Fabrication of ultrahigh-density nano-pyramid arrays (NPAs) on [100] silicon wafer using scanning probe lithography and anisotropic wet etching

Convex and concave nano-pyramid arrays (NPAs) with an areal bit density of 64.5 Gbits/in² has been demonstrated by means of scanning probe lithography (SPL) and wet etching on the [100]-orientation silicon wafer. First, we investigated the use of a contact-mode atomic force microscope (AFM) in the generation of oxide patterns on silicon [100] surfaces. Subsequently, utilizing the oxide pattern as Si etching masks, the Si substrate was dipped in aqueous KOH solution, where un-oxidized regions were selectively etched by aqueous KOH orientation-dependent etching (ODE).
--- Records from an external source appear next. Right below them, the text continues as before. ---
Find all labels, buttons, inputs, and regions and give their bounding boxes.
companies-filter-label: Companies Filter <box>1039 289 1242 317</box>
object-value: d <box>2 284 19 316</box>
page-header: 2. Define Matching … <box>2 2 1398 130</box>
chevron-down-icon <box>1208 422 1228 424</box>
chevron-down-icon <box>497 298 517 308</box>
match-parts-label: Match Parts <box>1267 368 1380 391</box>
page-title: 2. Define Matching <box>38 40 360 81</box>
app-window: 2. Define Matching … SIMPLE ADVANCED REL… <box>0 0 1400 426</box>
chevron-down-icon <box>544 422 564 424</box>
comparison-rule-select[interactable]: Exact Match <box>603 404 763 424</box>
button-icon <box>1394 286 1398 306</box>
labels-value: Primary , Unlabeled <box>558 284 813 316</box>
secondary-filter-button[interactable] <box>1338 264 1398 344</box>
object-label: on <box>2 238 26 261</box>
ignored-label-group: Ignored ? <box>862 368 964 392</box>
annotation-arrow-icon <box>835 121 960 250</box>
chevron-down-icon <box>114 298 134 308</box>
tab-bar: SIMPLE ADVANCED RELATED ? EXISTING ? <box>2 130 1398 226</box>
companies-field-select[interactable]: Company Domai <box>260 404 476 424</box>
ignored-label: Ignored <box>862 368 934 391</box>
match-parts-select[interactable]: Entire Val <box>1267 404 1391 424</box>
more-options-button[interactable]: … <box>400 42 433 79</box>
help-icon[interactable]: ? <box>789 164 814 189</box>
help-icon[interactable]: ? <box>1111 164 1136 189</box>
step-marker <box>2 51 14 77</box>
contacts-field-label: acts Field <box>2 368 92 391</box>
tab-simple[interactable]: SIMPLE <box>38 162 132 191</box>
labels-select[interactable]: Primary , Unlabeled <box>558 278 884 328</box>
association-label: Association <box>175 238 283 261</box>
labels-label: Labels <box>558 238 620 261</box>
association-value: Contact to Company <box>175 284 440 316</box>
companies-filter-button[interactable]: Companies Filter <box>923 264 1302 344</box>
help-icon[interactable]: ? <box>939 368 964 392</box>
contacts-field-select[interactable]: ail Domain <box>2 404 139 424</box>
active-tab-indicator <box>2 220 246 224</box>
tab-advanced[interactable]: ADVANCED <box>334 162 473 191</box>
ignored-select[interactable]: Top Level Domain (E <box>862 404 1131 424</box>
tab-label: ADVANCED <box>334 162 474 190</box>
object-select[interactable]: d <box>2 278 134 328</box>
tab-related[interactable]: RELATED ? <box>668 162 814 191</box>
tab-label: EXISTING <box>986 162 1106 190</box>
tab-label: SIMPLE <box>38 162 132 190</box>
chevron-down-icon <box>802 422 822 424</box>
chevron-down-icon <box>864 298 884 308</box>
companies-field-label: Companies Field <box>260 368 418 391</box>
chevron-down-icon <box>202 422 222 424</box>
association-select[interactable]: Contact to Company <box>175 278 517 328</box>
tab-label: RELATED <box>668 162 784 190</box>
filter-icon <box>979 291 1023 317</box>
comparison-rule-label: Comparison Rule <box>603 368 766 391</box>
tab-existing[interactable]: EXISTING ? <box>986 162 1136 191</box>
Using this simple process, 20 nm convex NPAs with 100 nm pitch can be fabricated successfully. Similarly, about 2 nm concave NPAs with 100 nm were obtained after the oxidized samples were dipped in aqueous HF solution, the oxide regions were selectively etched away. To demonstrate the capability of this technology, we have showed an AFM micrograph of the letters "TLS". These patterns correspond to an ultrahigh data-storage density of about 64.5 Gbits/in², more than 20 times increase in areal density compared to conventional optical recording. We also demonstrated that the minimum size of the pyramids and the minimum pitch could be easily controlled by the apex size of the pyramid, that is, the size of the oxidized region by AFM-based field-induced oxidation. The results indicated that this technique has potential to provide a pathway to the higher densities that will be needed in the decades ahead. Also, the influenced parameters of oxide pattern and the influence of wet etching on etching rate and shape of etched structure will be discussed.